Darunter leidet auch die Mutter des 16-jährigen Timo. Sie vermutet, dass er eine Freundin hat. Wenn sie ihn drauf anspricht, murmelt er irgendwas und tippt in sein stets vibrierendes Smartphnone. Früher, sagt sie, habe es noch Anhaltspunkte gegeben, wie schüchterne Anrufe auf dem Festnetz. „Heute klingelt das klassische Telefon kaum noch“. Timo mag spüren, dass seine Mutter reden will – und doch lässt er sich nicht darauf ein.

Auch Eltern sind inzwischen im Internet vertreten

Ob das nicht einen Generationenkonflikt heraufbeschwöre? „Überhaupt nicht“, sagt Hurrelmann. Im Prinzip habe sich noch nie eine Generation so gut mit den Eltern verstanden wie diese.

Vielleicht liegt es auch daran, dass die Eltern längst mitmischen bei Whatsapp und Co – etwa mit einem eigens eingerichteten Familienchat. Wenn man sich dann abends trifft, ist ohnehin schon alles gesagt.

Was der Experte den Eltern der Digital Natives rät 

Smartphone ja oder nein – das ist für den Jugendforscher Klaus Hurrelmann gar keine Frage mehr. Die Jugendlichen und jungen Erwachsenen haben es längst ständig dabei.

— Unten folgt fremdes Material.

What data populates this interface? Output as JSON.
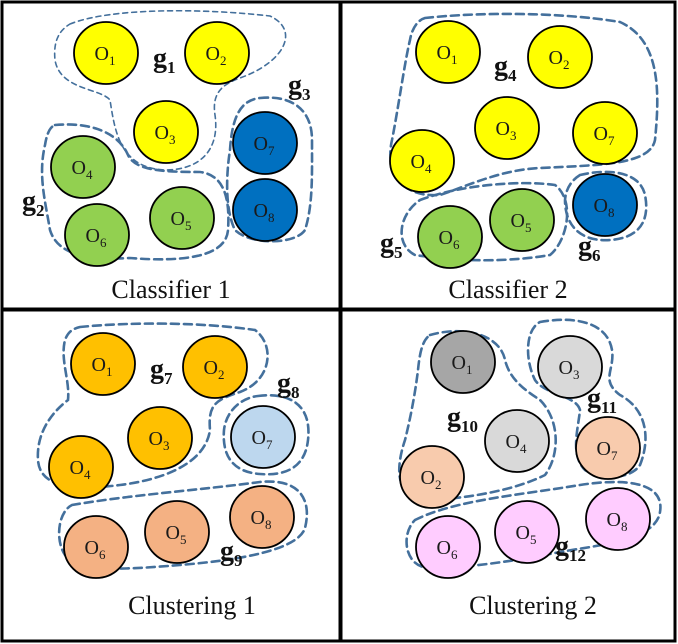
{
  "panels": [
    {
      "caption": "Classifier 1",
      "nodes": [
        {
          "label": "O",
          "sub": "1",
          "color": "#ffff00"
        },
        {
          "label": "O",
          "sub": "2",
          "color": "#ffff00"
        },
        {
          "label": "O",
          "sub": "3",
          "color": "#ffff00"
        },
        {
          "label": "O",
          "sub": "4",
          "color": "#92d050"
        },
        {
          "label": "O",
          "sub": "6",
          "color": "#92d050"
        },
        {
          "label": "O",
          "sub": "5",
          "color": "#92d050"
        },
        {
          "label": "O",
          "sub": "7",
          "color": "#0070c0"
        },
        {
          "label": "O",
          "sub": "8",
          "color": "#0070c0"
        }
      ],
      "groups": [
        {
          "label": "g",
          "sub": "1"
        },
        {
          "label": "g",
          "sub": "2"
        },
        {
          "label": "g",
          "sub": "3"
        }
      ]
    },
    {
      "caption": "Classifier 2",
      "nodes": [
        {
          "label": "O",
          "sub": "1",
          "color": "#ffff00"
        },
        {
          "label": "O",
          "sub": "2",
          "color": "#ffff00"
        },
        {
          "label": "O",
          "sub": "3",
          "color": "#ffff00"
        },
        {
          "label": "O",
          "sub": "7",
          "color": "#ffff00"
        },
        {
          "label": "O",
          "sub": "4",
          "color": "#ffff00"
        },
        {
          "label": "O",
          "sub": "6",
          "color": "#92d050"
        },
        {
          "label": "O",
          "sub": "5",
          "color": "#92d050"
        },
        {
          "label": "O",
          "sub": "8",
          "color": "#0070c0"
        }
      ],
      "groups": [
        {
          "label": "g",
          "sub": "4"
        },
        {
          "label": "g",
          "sub": "5"
        },
        {
          "label": "g",
          "sub": "6"
        }
      ]
    },
    {
      "caption": "Clustering 1",
      "nodes": [
        {
          "label": "O",
          "sub": "1",
          "color": "#ffc000"
        },
        {
          "label": "O",
          "sub": "2",
          "color": "#ffc000"
        },
        {
          "label": "O",
          "sub": "3",
          "color": "#ffc000"
        },
        {
          "label": "O",
          "sub": "4",
          "color": "#ffc000"
        },
        {
          "label": "O",
          "sub": "7",
          "color": "#bdd7ee"
        },
        {
          "label": "O",
          "sub": "6",
          "color": "#f4b183"
        },
        {
          "label": "O",
          "sub": "5",
          "color": "#f4b183"
        },
        {
          "label": "O",
          "sub": "8",
          "color": "#f4b183"
        }
      ],
      "groups": [
        {
          "label": "g",
          "sub": "7"
        },
        {
          "label": "g",
          "sub": "8"
        },
        {
          "label": "g",
          "sub": "9"
        }
      ]
    },
    {
      "caption": "Clustering 2",
      "nodes": [
        {
          "label": "O",
          "sub": "1",
          "color": "#a6a6a6"
        },
        {
          "label": "O",
          "sub": "3",
          "color": "#d9d9d9"
        },
        {
          "label": "O",
          "sub": "4",
          "color": "#d9d9d9"
        },
        {
          "label": "O",
          "sub": "2",
          "color": "#f8cbad"
        },
        {
          "label": "O",
          "sub": "7",
          "color": "#f8cbad"
        },
        {
          "label": "O",
          "sub": "6",
          "color": "#ffccff"
        },
        {
          "label": "O",
          "sub": "5",
          "color": "#ffccff"
        },
        {
          "label": "O",
          "sub": "8",
          "color": "#ffccff"
        }
      ],
      "groups": [
        {
          "label": "g",
          "sub": "10"
        },
        {
          "label": "g",
          "sub": "11"
        },
        {
          "label": "g",
          "sub": "12"
        }
      ]
    }
  ],
  "colors": {
    "border": "#000000",
    "dash": "#44709c"
  }
}
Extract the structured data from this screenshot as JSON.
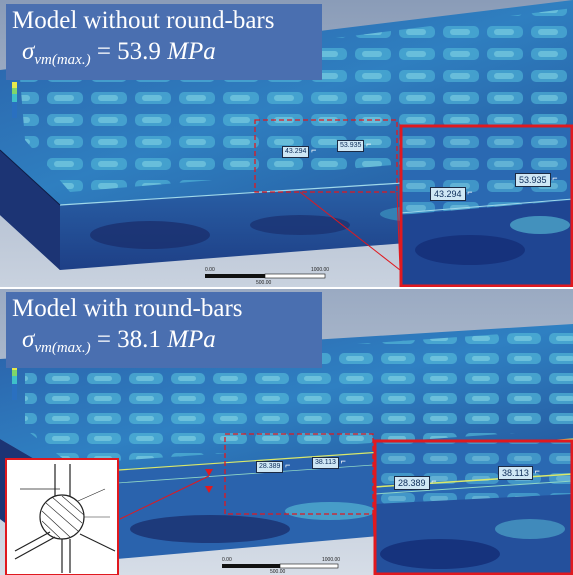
{
  "top_panel": {
    "title": "Model without round-bars",
    "equation_symbol": "σ",
    "equation_subscript": "vm(max.)",
    "equation_value": "= 53.9 ",
    "equation_unit": "MPa",
    "probe_small_1": "43.294",
    "probe_small_2": "53.935",
    "probe_zoom_1": "43.294",
    "probe_zoom_2": "53.935",
    "scale_start": "0.00",
    "scale_end": "1000.00",
    "scale_mid": "500.00"
  },
  "bottom_panel": {
    "title": "Model with round-bars",
    "equation_symbol": "σ",
    "equation_subscript": "vm(max.)",
    "equation_value": "= 38.1 ",
    "equation_unit": "MPa",
    "probe_small_1": "28.389",
    "probe_small_2": "38.113",
    "probe_zoom_1": "28.389",
    "probe_zoom_2": "38.113",
    "scale_start": "0.00",
    "scale_end": "1000.00",
    "scale_mid": "500.00"
  },
  "colors": {
    "title_background": "#4a6fb0",
    "highlight_frame": "#e0191f",
    "stress_low": "#1f3d87",
    "stress_mid": "#3fa7c9"
  }
}
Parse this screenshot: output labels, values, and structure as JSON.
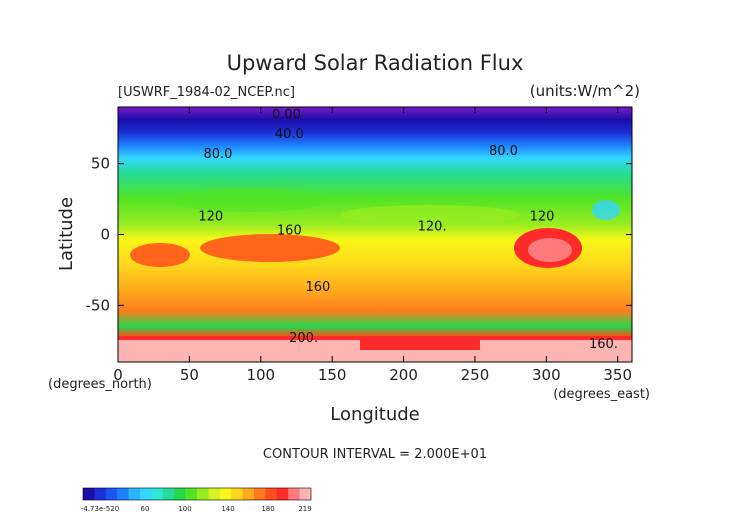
{
  "chart_data": {
    "type": "heatmap",
    "title": "Upward Solar Radiation Flux",
    "file_label": "[USWRF_1984-02_NCEP.nc]",
    "units_label": "(units:W/m^2)",
    "xlabel": "Longitude",
    "ylabel": "Latitude",
    "x_unit_label": "(degrees_east)",
    "y_unit_label": "(degrees_north)",
    "xlim": [
      0,
      360
    ],
    "ylim": [
      -90,
      90
    ],
    "x_ticks": [
      0,
      50,
      100,
      150,
      200,
      250,
      300,
      350
    ],
    "y_ticks": [
      50,
      0,
      -50
    ],
    "contour_interval_label": "CONTOUR INTERVAL = 2.000E+01",
    "contour_labels": [
      {
        "text": "0.00",
        "lon": 118,
        "lat": 82
      },
      {
        "text": "40.0",
        "lon": 120,
        "lat": 68
      },
      {
        "text": "80.0",
        "lon": 70,
        "lat": 54
      },
      {
        "text": "80.0",
        "lon": 270,
        "lat": 56
      },
      {
        "text": "120",
        "lon": 65,
        "lat": 10
      },
      {
        "text": "120.",
        "lon": 220,
        "lat": 3
      },
      {
        "text": "120",
        "lon": 297,
        "lat": 10
      },
      {
        "text": "160",
        "lon": 120,
        "lat": 0
      },
      {
        "text": "160",
        "lon": 140,
        "lat": -40
      },
      {
        "text": "200.",
        "lon": 130,
        "lat": -76
      },
      {
        "text": "160.",
        "lon": 340,
        "lat": -80
      }
    ],
    "colorbar": {
      "tick_labels": [
        "-4.73e-520",
        "60",
        "100",
        "140",
        "180",
        "219"
      ],
      "colors": [
        "#1c0ca8",
        "#1c2fd8",
        "#1c56f0",
        "#1c82ff",
        "#2ab4ff",
        "#35d6ff",
        "#2fe8d2",
        "#24dc96",
        "#24d84c",
        "#52e424",
        "#98ec22",
        "#d2f222",
        "#f8f818",
        "#ffd71c",
        "#ffaa1c",
        "#ff7a1c",
        "#ff4e1c",
        "#ff2a2a",
        "#ff7a7a",
        "#ffb4b4"
      ]
    }
  }
}
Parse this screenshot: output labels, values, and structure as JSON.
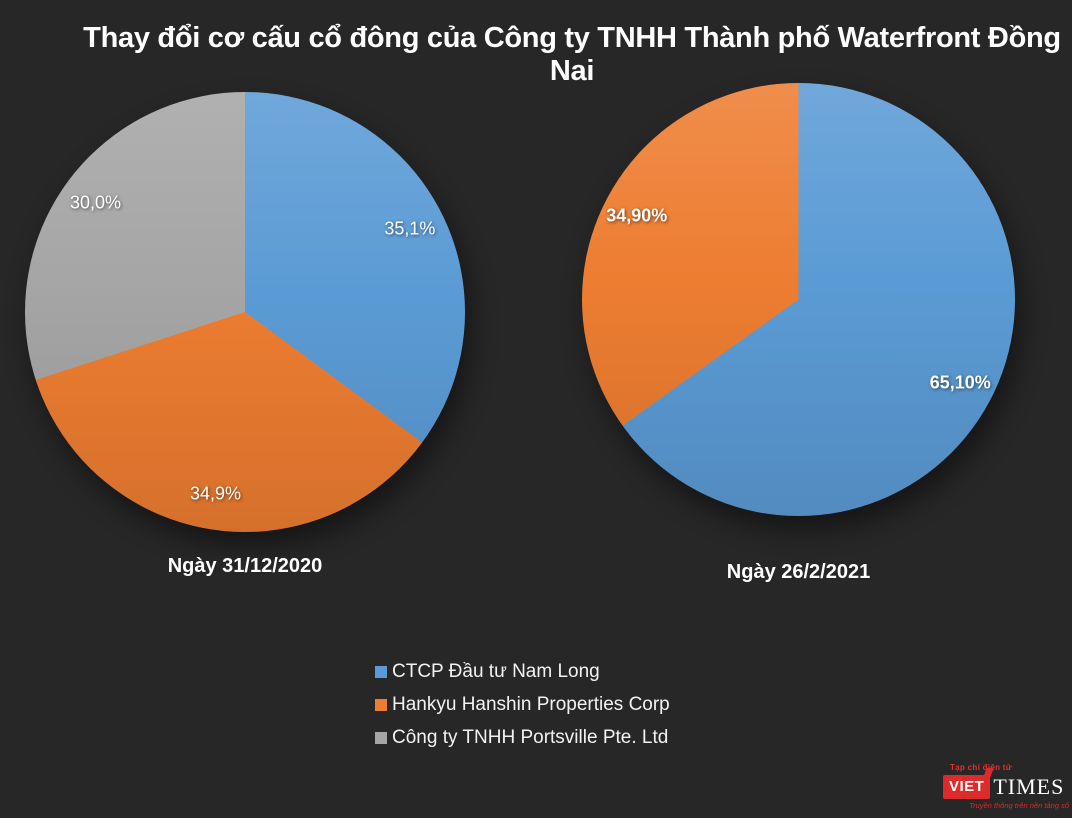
{
  "title": "Thay đổi cơ cấu cổ đông của Công ty TNHH Thành phố Waterfront Đồng Nai",
  "colors": {
    "background": "#272727",
    "blue": "#5B9BD5",
    "orange": "#ED7D31",
    "gray": "#A5A5A5",
    "text": "#FFFFFF",
    "logo_red": "#DD2A2A"
  },
  "chart_data": [
    {
      "type": "pie",
      "caption": "Ngày 31/12/2020",
      "bold_labels": false,
      "label_radius": 0.84,
      "start_angle_deg": 0,
      "direction": "clockwise",
      "slices": [
        {
          "label": "CTCP Đầu tư Nam Long",
          "value": 35.1,
          "display": "35,1%",
          "color": "#5B9BD5"
        },
        {
          "label": "Hankyu Hanshin Properties Corp",
          "value": 34.9,
          "display": "34,9%",
          "color": "#ED7D31"
        },
        {
          "label": "Công ty TNHH Portsville Pte. Ltd",
          "value": 30.0,
          "display": "30,0%",
          "color": "#A5A5A5"
        }
      ]
    },
    {
      "type": "pie",
      "caption": "Ngày 26/2/2021",
      "bold_labels": true,
      "label_radius": 0.84,
      "start_angle_deg": 0,
      "direction": "clockwise",
      "slices": [
        {
          "label": "CTCP Đầu tư Nam Long",
          "value": 65.1,
          "display": "65,10%",
          "color": "#5B9BD5"
        },
        {
          "label": "Hankyu Hanshin Properties Corp",
          "value": 34.9,
          "display": "34,90%",
          "color": "#ED7D31"
        }
      ]
    }
  ],
  "legend": {
    "items": [
      {
        "label": "CTCP Đầu tư Nam Long",
        "color": "#5B9BD5"
      },
      {
        "label": "Hankyu Hanshin Properties Corp",
        "color": "#ED7D31"
      },
      {
        "label": "Công ty TNHH Portsville Pte. Ltd",
        "color": "#A5A5A5"
      }
    ]
  },
  "logo": {
    "tagline_top": "Tạp chí điện tử",
    "brand_left": "VIET",
    "brand_right": "TIMES",
    "tagline_bottom": "Truyền thông trên nền tảng số"
  }
}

Allerdings rät Hurrelmann Eltern, mit ihren Kindern intensiv das Gespräch zu suchen, um die klassische Kommunikation zu trainieren. Eltern sollten darauf bestehen, auch bei unangenehmen Themen eine Debatte zu führen.

Feste Regeln sind besonders wichtig

Ganz wichtig: Feste Regeln können dafür sorgen, dass es gar nicht erst zu einem Konflikt über die Nutzung der Smartphones gibt. Also: Beim Familienessen und Gesprächen haben die Geräte nichts verloren.

Und wenn Sohn oder Tochter abends kein Ende finden? Dann kann es helfen, zu einer ausgehandelten Zeit Geräte über Nacht abzuliefern und den WLAN-Router auszuschalten.